The Virginia Supreme Court, interpreting the Virginia Constitution's speech and debate clauses, has recognized a legislative privilege from responding to a document subpoena substantially similar to that of the better-known federal privilege.  Edwards v. Resilind, decided by opinion of Justice Lemons without concurrence or dissent, arose in the context of a discovery dispute in a redistricting case where plaintiffs challenging redistricting sought production of documents from various legislators and from the General Assembly's Division of Legislative Services (DLS).  The Virginia Supreme Court, after setting out at length the correct definition of the privilege, remanded the case to the Circuit Court for application of the rule to contested documents.

Here are some of the opinion's essential points from our review:

  1. The legislative privilege applies only to actions undertaken in the "legislative sphere" which is law making but not politicking and not generally constituent outreach.
  2. The legislative privilege can be exercised by legislators and it is the legislators' privilege to waive.
  3. Ordinarily, a detailed privilege log need not be provided regarding the documents insulated from production or discovery based on the legislative privilege, but a summary of the basis for the invocation of the privilege should suffice.  (Note that Judge Payne, in applying the federal privilege, even as to Virginia General Assembly documents, has taken very much the opposite view.)
  4. Even non-legislators may invoke the legislative privilege if they are acting as a legislator's alter-ego, i.e., a person authorized or directed by a legislator to act on her behalf.  Legislators' staff, Division of Legislative Services staff, are likely such persons.  Policy consultants are likely such persons as they are more likely to be acting in the legislative sphere.  Political consultants, lobbyists, and constituents are less likely to be alter-egos but, on a case by case basis, they may be if they are acting in the legislative sphere and delegated to act as a legislator's alter-ego.  If a putative "alter-ego" is paid by the legislator or public body, that is a factor that cuts in favor of qualifying as an alter-ego; conversely being privately paid to act on behalf of an outside constituency suggests the person is not a legislator's alter-ego.  Mere employment circumstances, however, are not dispositive of the inquiry.  The inquiry is focused on whether the putative alter-ego is acting in the legislative sphere on behalf of the legislator.

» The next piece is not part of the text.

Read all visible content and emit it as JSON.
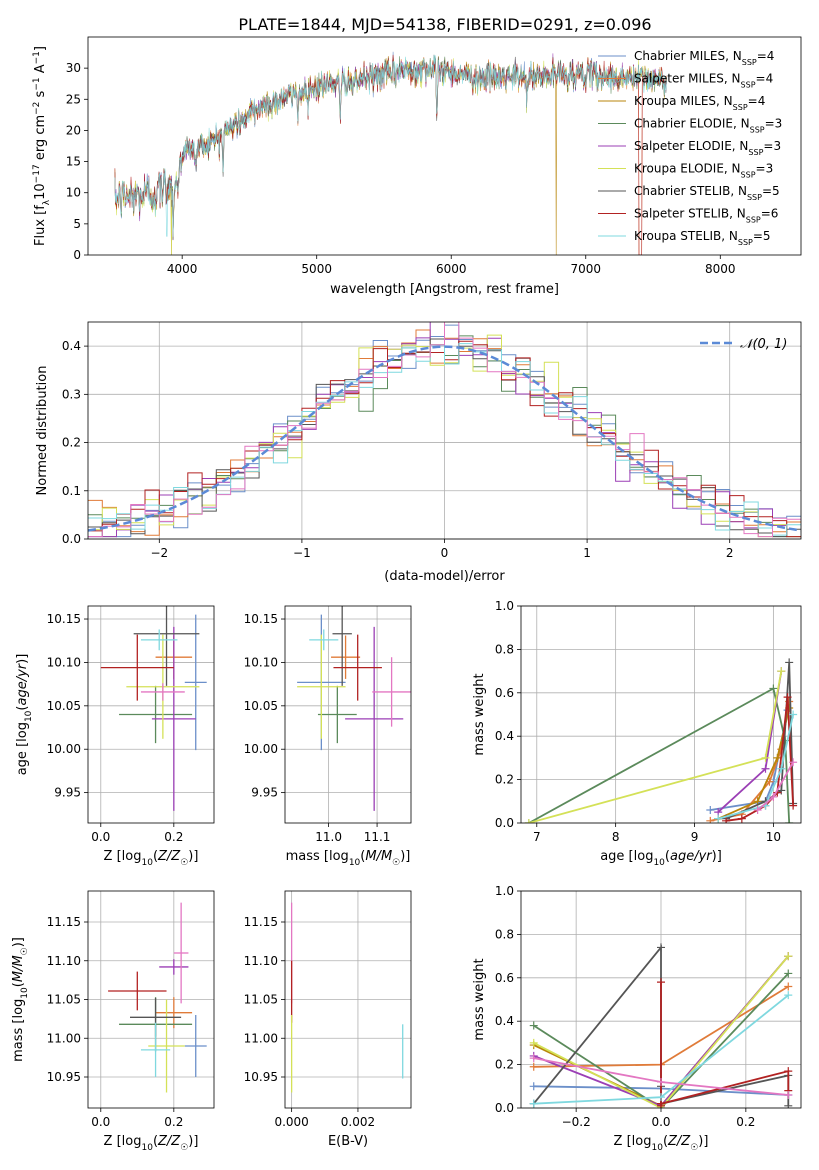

Justice Lemons's opinion is scholarly and focused on the history of the relevant Constitutional provisions.  It will bear considering whether the privilege attaches to legislators other than those in the General Assembly.  Much of the opinion's discussion of the origins of the privilege is grounded in a separation of powers rationale: the Executive and Judicial branches are obliged to be deferential to the Legislature's internal legislative deliberations as a matter of treating co-equal branches of government with appropriate respect.  This rationale appears to apply to legislators wherever they may be found at state or the local level, at which political subdivisions of the Commonwealth exercise authority granted to them by the state.  However, the language of the Constitutional provision at issue, however, appears to apply to members of the "General Assembly."  Therefore, as stated in footnote 1 of the opinion, it is unclear whether the legislative privilege described in this case would apply to materials generated by a Board of Supervisors or City Council.

 

In a case to apply the rationale of this opinion to a local governing body, the case of Nogiec may be instructive because that was a legislative immunity case. In that case, involving alleged defamation of a member of the Isle of Wight County Board of Supervisors, the Supreme Court described the nature of legislative action of a local governing body in applying the defense of legislative immunity.  The scope of legislative action and therefore the immunity was narrower than the supervisor had desired.  Va locality Law blog: http://valocalitylaw.com/#article/922

This new opinion will be worth reading carefully for local government attorneys faced with document requests of various kinds for legislative materials.  We note that this opinion does not address the Freedom of Information Act, but presumably a constitutional privilege would apply to requests under the Act as well as subpoenas in court.